Two servers have been connected to a SAN with redundant fabrics and the zone configuration needs to be changed. How can you safely change the zone configuration?
Your customer has upgraded to faster tape technology and the backup is now taking longer. No other changes have been made. What is a possible cause of the performance degradation?
Last month, you successfully merged two (2) local SAN islands into a single core/edge fabric topology and connected storage devices to the core switches. Performance benchmarks were met or exceeded. In recent days, server administrators have documented a slow down in performance as I/O demands have increased. Storage administrators report that all storage ports are under- utilized. What is the most likely explanation?

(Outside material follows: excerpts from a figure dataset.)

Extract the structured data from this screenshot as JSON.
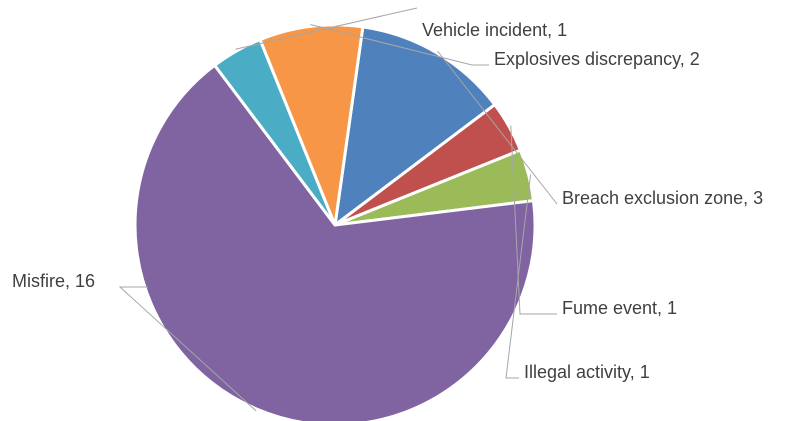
{
  "chart_data": {
    "type": "pie",
    "title": "",
    "slices": [
      {
        "label": "Breach exclusion zone",
        "value": 3,
        "color": "#4f81bd"
      },
      {
        "label": "Fume event",
        "value": 1,
        "color": "#c0504d"
      },
      {
        "label": "Illegal activity",
        "value": 1,
        "color": "#9bbb59"
      },
      {
        "label": "Misfire",
        "value": 16,
        "color": "#8064a2"
      },
      {
        "label": "Vehicle incident",
        "value": 1,
        "color": "#4bacc6"
      },
      {
        "label": "Explosives discrepancy",
        "value": 2,
        "color": "#f79646"
      }
    ],
    "data_labels": [
      {
        "text": "Breach exclusion zone, 3"
      },
      {
        "text": "Fume event, 1"
      },
      {
        "text": "Illegal activity, 1"
      },
      {
        "text": "Misfire, 16"
      },
      {
        "text": "Vehicle incident, 1"
      },
      {
        "text": "Explosives discrepancy, 2"
      }
    ],
    "legend": "none",
    "label_position": "outside-with-leader-lines"
  }
}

The customer has an existing fabric switches installed from one manufacturer. They have decided to add a redundant fabric using switches from a different manufacturer. Interoperability is their main concern. What is important when considering interoperability in the SAN?

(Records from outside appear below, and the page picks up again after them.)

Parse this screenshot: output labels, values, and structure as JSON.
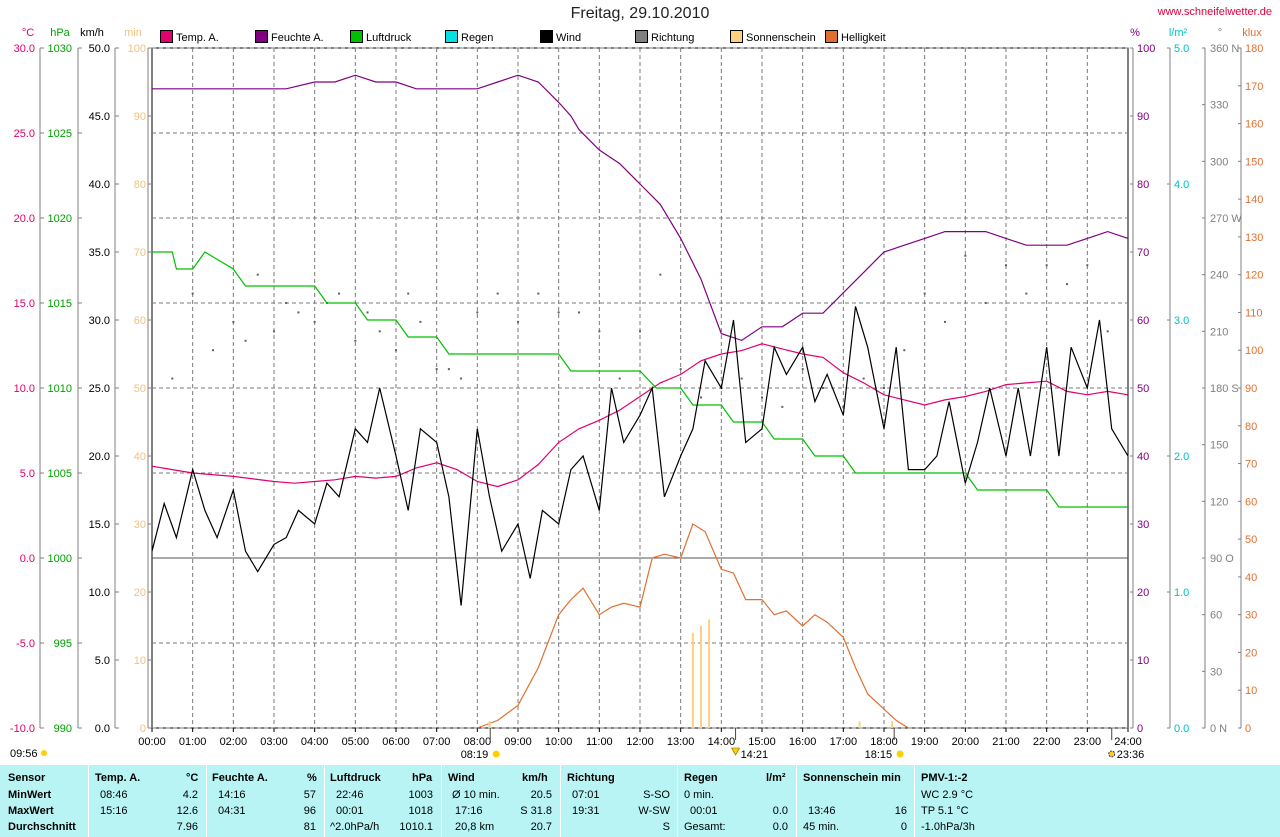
{
  "title": "Freitag, 29.10.2010",
  "site": "www.schneifelwetter.de",
  "legend": [
    {
      "label": "Temp. A.",
      "color": "#e0006e"
    },
    {
      "label": "Feuchte A.",
      "color": "#800080"
    },
    {
      "label": "Luftdruck",
      "color": "#00c000"
    },
    {
      "label": "Regen",
      "color": "#00e0e0"
    },
    {
      "label": "Wind",
      "color": "#000000"
    },
    {
      "label": "Richtung",
      "color": "#808080"
    },
    {
      "label": "Sonnenschein",
      "color": "#ffd080"
    },
    {
      "label": "Helligkeit",
      "color": "#e07030"
    }
  ],
  "axis_units": {
    "temp": "°C",
    "pressure": "hPa",
    "wind": "km/h",
    "sun": "min",
    "humidity": "%",
    "rain": "l/m²",
    "direction": "°",
    "light": "klux"
  },
  "chart_data": {
    "type": "line",
    "x_ticks": [
      "00:00",
      "01:00",
      "02:00",
      "03:00",
      "04:00",
      "05:00",
      "06:00",
      "07:00",
      "08:00",
      "09:00",
      "10:00",
      "11:00",
      "12:00",
      "13:00",
      "14:00",
      "15:00",
      "16:00",
      "17:00",
      "18:00",
      "19:00",
      "20:00",
      "21:00",
      "22:00",
      "23:00",
      "24:00"
    ],
    "xlim": [
      0,
      24
    ],
    "axes": {
      "temp": {
        "ylim": [
          -10,
          30
        ],
        "ticks": [
          "30.0",
          "25.0",
          "20.0",
          "15.0",
          "10.0",
          "5.0",
          "0.0",
          "-5.0",
          "-10.0"
        ],
        "color": "#e0006e"
      },
      "pressure": {
        "ylim": [
          990,
          1030
        ],
        "ticks": [
          "1030",
          "1025",
          "1020",
          "1015",
          "1010",
          "1005",
          "1000",
          "995",
          "990"
        ],
        "color": "#00c000"
      },
      "wind": {
        "ylim": [
          0,
          50
        ],
        "ticks": [
          "50.0",
          "45.0",
          "40.0",
          "35.0",
          "30.0",
          "25.0",
          "20.0",
          "15.0",
          "10.0",
          "5.0",
          "0.0"
        ],
        "color": "#000000"
      },
      "sun": {
        "ylim": [
          0,
          100
        ],
        "ticks": [
          "100",
          "90",
          "80",
          "70",
          "60",
          "50",
          "40",
          "30",
          "20",
          "10",
          "0"
        ],
        "color": "#ffd080"
      },
      "humidity": {
        "ylim": [
          0,
          100
        ],
        "ticks": [
          "100",
          "90",
          "80",
          "70",
          "60",
          "50",
          "40",
          "30",
          "20",
          "10",
          "0"
        ],
        "color": "#800080"
      },
      "rain": {
        "ylim": [
          0,
          5
        ],
        "ticks": [
          "5.0",
          "4.0",
          "3.0",
          "2.0",
          "1.0",
          "0.0"
        ],
        "color": "#00c0c0"
      },
      "direction": {
        "ylim": [
          0,
          360
        ],
        "ticks": [
          "360 N",
          "330",
          "300",
          "270 W",
          "240",
          "210",
          "180 S",
          "150",
          "120",
          "90 O",
          "60",
          "30",
          "0 N"
        ],
        "color": "#808080"
      },
      "light": {
        "ylim": [
          0,
          180
        ],
        "ticks": [
          "180",
          "170",
          "160",
          "150",
          "140",
          "130",
          "120",
          "110",
          "100",
          "90",
          "80",
          "70",
          "60",
          "50",
          "40",
          "30",
          "20",
          "10",
          "0"
        ],
        "color": "#e07030"
      }
    },
    "series": [
      {
        "name": "Temp. A.",
        "axis": "temp",
        "color": "#e0006e",
        "x": [
          0,
          0.5,
          1,
          2,
          3,
          3.5,
          4,
          4.5,
          5,
          5.5,
          6,
          6.5,
          7,
          7.5,
          8,
          8.5,
          9,
          9.5,
          10,
          10.5,
          11,
          11.5,
          12,
          12.5,
          13,
          13.5,
          14,
          14.5,
          15,
          15.5,
          16,
          16.5,
          17,
          17.5,
          18,
          18.5,
          19,
          19.5,
          20,
          20.5,
          21,
          21.5,
          22,
          22.5,
          23,
          23.5,
          24
        ],
        "y": [
          5.4,
          5.2,
          5.0,
          4.8,
          4.5,
          4.4,
          4.5,
          4.6,
          4.8,
          4.7,
          4.8,
          5.3,
          5.6,
          5.2,
          4.5,
          4.2,
          4.6,
          5.5,
          6.8,
          7.6,
          8.1,
          8.7,
          9.5,
          10.3,
          10.8,
          11.6,
          12.0,
          12.2,
          12.6,
          12.3,
          12.0,
          11.8,
          10.9,
          10.3,
          9.6,
          9.3,
          9.0,
          9.3,
          9.5,
          9.8,
          10.2,
          10.3,
          10.4,
          9.8,
          9.6,
          9.8,
          9.6
        ]
      },
      {
        "name": "Feuchte A.",
        "axis": "humidity",
        "color": "#800080",
        "x": [
          0,
          1,
          2,
          3,
          3.3,
          4,
          4.5,
          5,
          5.5,
          6,
          6.5,
          7,
          8,
          8.5,
          9,
          9.5,
          10,
          10.3,
          10.5,
          11,
          11.5,
          12,
          12.5,
          13,
          13.5,
          14,
          14.5,
          15,
          15.5,
          16,
          16.5,
          17,
          17.5,
          18,
          18.5,
          19,
          19.5,
          20,
          20.5,
          21,
          21.5,
          22,
          22.5,
          23,
          23.5,
          24
        ],
        "y": [
          94,
          94,
          94,
          94,
          94,
          95,
          95,
          96,
          95,
          95,
          94,
          94,
          94,
          95,
          96,
          95,
          92,
          90,
          88,
          85,
          83,
          80,
          77,
          72,
          66,
          58,
          57,
          59,
          59,
          61,
          61,
          64,
          67,
          70,
          71,
          72,
          73,
          73,
          73,
          72,
          71,
          71,
          71,
          72,
          73,
          72
        ]
      },
      {
        "name": "Luftdruck",
        "axis": "pressure",
        "color": "#00c000",
        "x": [
          0,
          0.5,
          0.6,
          1,
          1.3,
          2,
          2.3,
          4,
          4.3,
          5,
          5.3,
          6,
          6.3,
          7,
          7.3,
          10,
          10.3,
          12,
          12.4,
          13,
          13.3,
          14,
          14.3,
          15,
          15.3,
          16,
          16.3,
          17,
          17.3,
          18,
          18.3,
          19,
          19.3,
          20,
          20.3,
          21,
          21.3,
          22,
          22.3,
          23,
          23.3,
          24
        ],
        "y": [
          1018,
          1018,
          1017,
          1017,
          1018,
          1017,
          1016,
          1016,
          1015,
          1015,
          1014,
          1014,
          1013,
          1013,
          1012,
          1012,
          1011,
          1011,
          1010,
          1010,
          1009,
          1009,
          1008,
          1008,
          1007,
          1007,
          1006,
          1006,
          1005,
          1005,
          1005,
          1005,
          1005,
          1005,
          1004,
          1004,
          1004,
          1004,
          1003,
          1003,
          1003,
          1003
        ]
      },
      {
        "name": "Wind",
        "axis": "wind",
        "color": "#000000",
        "x": [
          0,
          0.3,
          0.6,
          1,
          1.3,
          1.6,
          2,
          2.3,
          2.6,
          3,
          3.3,
          3.6,
          4,
          4.3,
          4.6,
          5,
          5.3,
          5.6,
          6,
          6.3,
          6.6,
          7,
          7.3,
          7.6,
          8,
          8.3,
          8.6,
          9,
          9.3,
          9.6,
          10,
          10.3,
          10.6,
          11,
          11.3,
          11.6,
          12,
          12.3,
          12.6,
          13,
          13.3,
          13.6,
          14,
          14.3,
          14.6,
          15,
          15.3,
          15.6,
          16,
          16.3,
          16.6,
          17,
          17.3,
          17.6,
          18,
          18.3,
          18.6,
          19,
          19.3,
          19.6,
          20,
          20.3,
          20.6,
          21,
          21.3,
          21.6,
          22,
          22.3,
          22.6,
          23,
          23.3,
          23.6,
          24
        ],
        "y": [
          13,
          16.5,
          14,
          19,
          16,
          14,
          17.5,
          13,
          11.5,
          13.5,
          14,
          16,
          15,
          18,
          17,
          22,
          21,
          25,
          20,
          16,
          22,
          21,
          17,
          9,
          22,
          17,
          13,
          15,
          11,
          16,
          15,
          19,
          20,
          16,
          25,
          21,
          23,
          25,
          17,
          20,
          22,
          27,
          25,
          30,
          21,
          22,
          28,
          26,
          28,
          24,
          26,
          23,
          31,
          28,
          22,
          28,
          19,
          19,
          20,
          24,
          18,
          21,
          25,
          20,
          25,
          20,
          28,
          20,
          28,
          25,
          30,
          22,
          20
        ]
      },
      {
        "name": "Helligkeit",
        "axis": "light",
        "color": "#e07030",
        "x": [
          8,
          8.5,
          9,
          9.5,
          10,
          10.3,
          10.6,
          11,
          11.3,
          11.6,
          12,
          12.3,
          12.6,
          13,
          13.3,
          13.6,
          14,
          14.3,
          14.6,
          15,
          15.3,
          15.6,
          16,
          16.3,
          16.6,
          17,
          17.3,
          17.6,
          18,
          18.3,
          18.6
        ],
        "y": [
          0,
          2,
          6,
          16,
          30,
          34,
          37,
          30,
          32,
          33,
          32,
          45,
          46,
          45,
          54,
          52,
          42,
          41,
          34,
          34,
          30,
          31,
          27,
          30,
          28,
          24,
          16,
          9,
          5,
          2,
          0
        ]
      },
      {
        "name": "Sonnenschein",
        "axis": "sun",
        "color": "#ffd080",
        "type": "bar",
        "x": [
          8.3,
          13.3,
          13.5,
          13.7,
          17.4,
          18.2
        ],
        "y": [
          1,
          14,
          15,
          16,
          1,
          1
        ]
      }
    ],
    "direction_points": {
      "axis": "direction",
      "x": [
        0.5,
        1,
        1.5,
        2,
        2.3,
        2.6,
        3,
        3.3,
        3.6,
        4,
        4.3,
        4.6,
        5,
        5.3,
        5.6,
        6,
        6.3,
        6.6,
        7,
        7.3,
        7.6,
        8,
        8.5,
        9,
        9.5,
        10,
        10.5,
        11,
        11.5,
        12,
        12.5,
        13,
        13.5,
        14,
        14.5,
        15,
        15.5,
        16,
        16.5,
        17,
        17.5,
        18,
        18.5,
        19,
        19.5,
        20,
        20.5,
        21,
        21.5,
        22,
        22.5,
        23,
        23.5
      ],
      "y": [
        185,
        230,
        200,
        215,
        205,
        240,
        210,
        225,
        220,
        215,
        225,
        230,
        205,
        220,
        210,
        200,
        230,
        215,
        190,
        190,
        185,
        220,
        230,
        215,
        230,
        220,
        220,
        210,
        185,
        210,
        240,
        190,
        175,
        180,
        185,
        175,
        170,
        190,
        180,
        170,
        185,
        180,
        200,
        230,
        215,
        250,
        225,
        245,
        230,
        245,
        235,
        245,
        210
      ]
    },
    "markers": [
      {
        "label": "08:19",
        "x": 8.317,
        "kind": "sunrise"
      },
      {
        "label": "14:21",
        "x": 14.35,
        "kind": "peak"
      },
      {
        "label": "18:15",
        "x": 18.25,
        "kind": "sunset"
      },
      {
        "label": "23:36",
        "x": 23.6,
        "kind": "moon"
      }
    ],
    "corner_time": "09:56"
  },
  "table": {
    "columns": [
      {
        "header": "Sensor",
        "unit": ""
      },
      {
        "header": "Temp. A.",
        "unit": "°C"
      },
      {
        "header": "Feuchte A.",
        "unit": "%"
      },
      {
        "header": "Luftdruck",
        "unit": "hPa"
      },
      {
        "header": "Wind",
        "unit": "km/h"
      },
      {
        "header": "Richtung",
        "unit": ""
      },
      {
        "header": "Regen",
        "unit": "l/m²"
      },
      {
        "header": "Sonnenschein min",
        "unit": ""
      },
      {
        "header": "PMV-1:-2",
        "unit": ""
      }
    ],
    "rows": [
      {
        "label": "MinWert",
        "temp_t": "08:46",
        "temp_v": "4.2",
        "hum_t": "14:16",
        "hum_v": "57",
        "pres_t": "22:46",
        "pres_v": "1003",
        "wind_t": "Ø 10 min.",
        "wind_v": "20.5",
        "dir_t": "07:01",
        "dir_v": "S-SO",
        "rain_t": "0 min.",
        "rain_v": "",
        "sun_t": "",
        "sun_v": "",
        "pmv": "WC 2.9 °C"
      },
      {
        "label": "MaxWert",
        "temp_t": "15:16",
        "temp_v": "12.6",
        "hum_t": "04:31",
        "hum_v": "96",
        "pres_t": "00:01",
        "pres_v": "1018",
        "wind_t": "17:16",
        "wind_v": "S 31.8",
        "dir_t": "19:31",
        "dir_v": "W-SW",
        "rain_t": "00:01",
        "rain_v": "0.0",
        "sun_t": "13:46",
        "sun_v": "16",
        "pmv": "TP 5.1 °C"
      },
      {
        "label": "Durchschnitt",
        "temp_t": "",
        "temp_v": "7.96",
        "hum_t": "",
        "hum_v": "81",
        "pres_t": "^2.0hPa/h",
        "pres_v": "1010.1",
        "wind_t": "20,8 km",
        "wind_v": "20.7",
        "dir_t": "",
        "dir_v": "S",
        "rain_t": "Gesamt:",
        "rain_v": "0.0",
        "sun_t": "45 min.",
        "sun_v": "0",
        "pmv": "-1.0hPa/3h"
      }
    ]
  }
}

A storage configuration was created which stores large amounts of infrequently used documents. The storage implementation is based on serial attached SCSI (SAS) and an edge expander. Almost all ports are utilized, and a second edge expander will be installed. What is required to connect SATA devices to the SAS domain?
A two fabric merge has failed, leaving you with segmented fabrics. Investigation of the switch domain IDs shows that there is an ID conflict between two of the switches. What is the corrective action?